Thus, my conclusion was that there was an 8% chance that fluvoxamine actually works in mild Covid-19 patients in terms of their breathing complications that were the primary assessment in the study.

  • My decision was that, based on this albeit low probability, a subsequent, larger trial should be done with fluvoxamine since there is a huge unmet medical need for Covid-19 treatments. This initial trial provided evidence that was far better than the many non-randomized, non-controlled, non-blinded studies that were and are being done capriciously around the world. It is still a long shot, but one that is worth it in my opinion.

The Large Follow-up Study

To the credit of the original researchers and clinical investigator, Dr. Eric Lenze stated in a 60 Minutes interview, “I have to be a scientist about this. We’ve tested it in one study. But– in my view, it needs to be confirmed in a larger study.” [2] They have done that study (See ClinicalTrials.gov (https://clinicaltrials.gov/ct2/show/NCT04668950?term=fluvoxamine&cond=Covid19&draw=2), and the results were published in a very notable clinical journal, The Lancet (Global Health). [3]
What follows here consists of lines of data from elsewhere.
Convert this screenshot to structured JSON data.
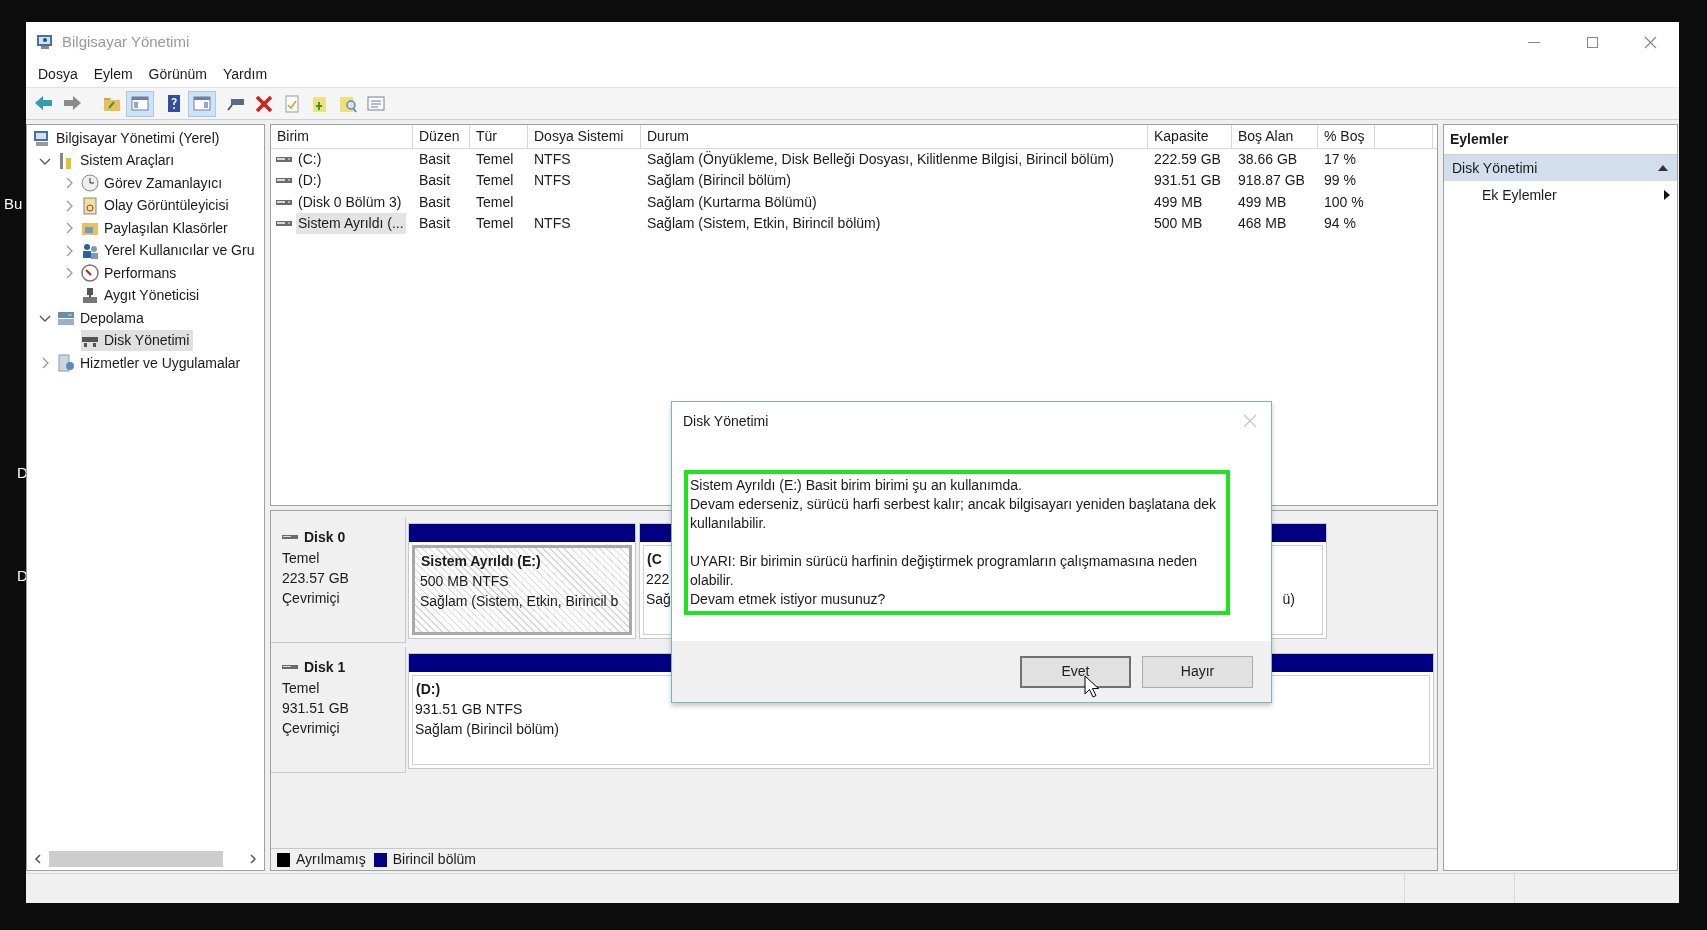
{
  "desktop_labels": [
    "Bu",
    "D",
    "D"
  ],
  "window": {
    "title": "Bilgisayar Yönetimi"
  },
  "menu": [
    "Dosya",
    "Eylem",
    "Görünüm",
    "Yardım"
  ],
  "toolbar": [
    {
      "pressed": false
    },
    {
      "pressed": false
    },
    {
      "pressed": false
    },
    {
      "pressed": true
    },
    {
      "pressed": false
    },
    {
      "pressed": true
    },
    {
      "pressed": false
    },
    {
      "pressed": false
    },
    {
      "pressed": false
    },
    {
      "pressed": false
    },
    {
      "pressed": false
    },
    {
      "pressed": false
    }
  ],
  "tree": [
    {
      "label": "Bilgisayar Yönetimi (Yerel)",
      "selected": false,
      "children": [
        {
          "label": "Sistem Araçları",
          "expanded": true,
          "selected": false,
          "children": [
            {
              "label": "Görev Zamanlayıcı",
              "expanded": false,
              "selected": false
            },
            {
              "label": "Olay Görüntüleyicisi",
              "expanded": false,
              "selected": false
            },
            {
              "label": "Paylaşılan Klasörler",
              "expanded": false,
              "selected": false
            },
            {
              "label": "Yerel Kullanıcılar ve Gru",
              "expanded": false,
              "selected": false
            },
            {
              "label": "Performans",
              "expanded": false,
              "selected": false
            },
            {
              "label": "Aygıt Yöneticisi",
              "selected": false
            }
          ]
        },
        {
          "label": "Depolama",
          "expanded": true,
          "selected": false,
          "children": [
            {
              "label": "Disk Yönetimi",
              "selected": true
            }
          ]
        },
        {
          "label": "Hizmetler ve Uygulamalar",
          "expanded": false,
          "selected": false
        }
      ]
    }
  ],
  "table": {
    "columns": [
      "Birim",
      "Düzen",
      "Tür",
      "Dosya Sistemi",
      "Durum",
      "Kapasite",
      "Boş Alan",
      "% Boş"
    ],
    "rows": [
      {
        "cells": [
          "(C:)",
          "Basit",
          "Temel",
          "NTFS",
          "Sağlam (Önyükleme, Disk Belleği Dosyası, Kilitlenme Bilgisi, Birincil bölüm)",
          "222.59 GB",
          "38.66 GB",
          "17 %"
        ],
        "selected": false
      },
      {
        "cells": [
          "(D:)",
          "Basit",
          "Temel",
          "NTFS",
          "Sağlam (Birincil bölüm)",
          "931.51 GB",
          "918.87 GB",
          "99 %"
        ],
        "selected": false
      },
      {
        "cells": [
          "(Disk 0 Bölüm 3)",
          "Basit",
          "Temel",
          null,
          "Sağlam (Kurtarma Bölümü)",
          "499 MB",
          "499 MB",
          "100 %"
        ],
        "selected": false
      },
      {
        "cells": [
          "Sistem Ayrıldı (...",
          "Basit",
          "Temel",
          "NTFS",
          "Sağlam (Sistem, Etkin, Birincil bölüm)",
          "500 MB",
          "468 MB",
          "94 %"
        ],
        "selected": true
      }
    ]
  },
  "disks": [
    {
      "name": "Disk 0",
      "type": "Temel",
      "size": "223.57 GB",
      "status": "Çevrimiçi",
      "partitions": [
        {
          "title": "Sistem Ayrıldı  (E:)",
          "size_fs": "500 MB NTFS",
          "status": "Sağlam (Sistem, Etkin, Birincil b",
          "selected": true
        },
        {
          "title": "(C",
          "size_fs": "222",
          "status": "Sağ",
          "status_tail": "ü)",
          "selected": false
        }
      ]
    },
    {
      "name": "Disk 1",
      "type": "Temel",
      "size": "931.51 GB",
      "status": "Çevrimiçi",
      "partitions": [
        {
          "title": "(D:)",
          "size_fs": "931.51 GB NTFS",
          "status": "Sağlam (Birincil bölüm)",
          "selected": false
        }
      ]
    }
  ],
  "legend": [
    {
      "label": "Ayrılmamış",
      "color": "#000000"
    },
    {
      "label": "Birincil bölüm",
      "color": "#000080"
    }
  ],
  "actions": {
    "header": "Eylemler",
    "items": [
      {
        "label": "Disk Yönetimi",
        "kind": "section"
      },
      {
        "label": "Ek Eylemler",
        "kind": "submenu"
      }
    ]
  },
  "dialog": {
    "title": "Disk Yönetimi",
    "message": [
      [
        "Sistem Ayrıldı (E:) Basit birim birimi şu an kullanımda.",
        "Devam ederseniz, sürücü harfi serbest kalır; ancak bilgisayarı yeniden başlatana dek kullanılabilir."
      ],
      [
        "UYARI: Bir birimin sürücü harfinin değiştirmek programların çalışmamasına neden olabilir.",
        "Devam etmek istiyor musunuz?"
      ]
    ],
    "buttons": [
      {
        "label": "Evet",
        "focused": true
      },
      {
        "label": "Hayır",
        "focused": false
      }
    ]
  }
}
Once again, this trial followed the rigorous approach of using randomization, double-blinding, and a placebo control group. Excellent! They even stepped up their clinical outcome measure to be something that is more important and relevant – preventing hospitalizations for which they had the following definition: either (a) retention in a COVID-19 emergency setting for at least 6 hours or (b) transfer to a tertiary hospital due to COVID-19. The trial included 1497 patients (741 on fluvoxamine and 756 on placebo) who were acutely diagnosed with Covid-19 and at high risk for disease complications. [Note: ALL patients received the best standard of care for Covid-19. Thus, placebo patients were NOT left untreated but rather treated as best as possible in the standard care setting. Those who received fluvoxamine received the best standard of care PLUS fluvoxamine. I note this so that those unfamiliar with the details of clinical research realized that “placebo” does NOT mean “untreated.” That would not be ethical.]

This study also used more rigorous evaluations and follow-up of patients. There were in-person clinical visits as well as telephone follow-up and tele-medicine interactions. Patients were followed for 28 days and there were only 6 patients who were not accounted for in the final analysis (recall: ~25% of follow-up was missing in the original smaller trial). So, this is also indicative of the thorough nature of this trial and one for which the researchers should be lauded.

For fluvoxamine, 79/741 (11%) met the hospitalization criteria and for placebo 119/756 (16%) met the criteria resulting in a relative risk of 0.68. The authors even used a Bayesian statistical approach for the analysis and quoted a 99.8% probability that fluvoxamine was superior to placebo! The study was planned to enroll 681 patients per treatment, but it was extended to accumulate additional data to ensure the findings of the study were reliable. [By the way, in case you are wondering, these results translate into a frequentist null hypothesis significance testing Z-statistic of -2.9 and a p-value of 0.0037. We will need this a bit later.]

So, in the parlance of pharmaceutical drug development, these researchers did a Phase 2 trial to test the hypothesis of whether fluvoxamine was useful in treating mild Covid-19. They used a surrogate clinical outcome (breathing measures) in a small trial (N=152) to find a signal that fluvoxamine may indeed be a useful treatment in patients who are newly diagnosed with Covid-19. They then did a larger Phase 3 confirmatory trial of a more meaningful clinical outcome (hospitalization) that was much larger (N=1497) and found significant or compelling results in favor of fluvoxamine. By many common standards of evidence, this is considered a success story and one that stands in clear contrast to many other Covid-19 stories in which far less evidence and rigor have been used. The authors of The Lancet publication state, “[These] Results provide compelling evidence of fluvoxamine’s benefit in reducing acute morbidity from COVID-19 illness.” Note the use of the word “compelling.”

In my original Blog (#19), I estimated that there was an 8% chance of success in the larger trial and therefore I stated, “As a betting man, I would place my bet on the study not being successful.”

So, one could say I was wrong. Fluvoxamine works in newly diagnosed patients at high risk of disease progression – “works” in the sense of reducing hospitalizations. And I am happy to be wrong if indeed we have a new and effective treatment to mitigate the progression of Covid-19, and one that is already generic and can be provided a low cost!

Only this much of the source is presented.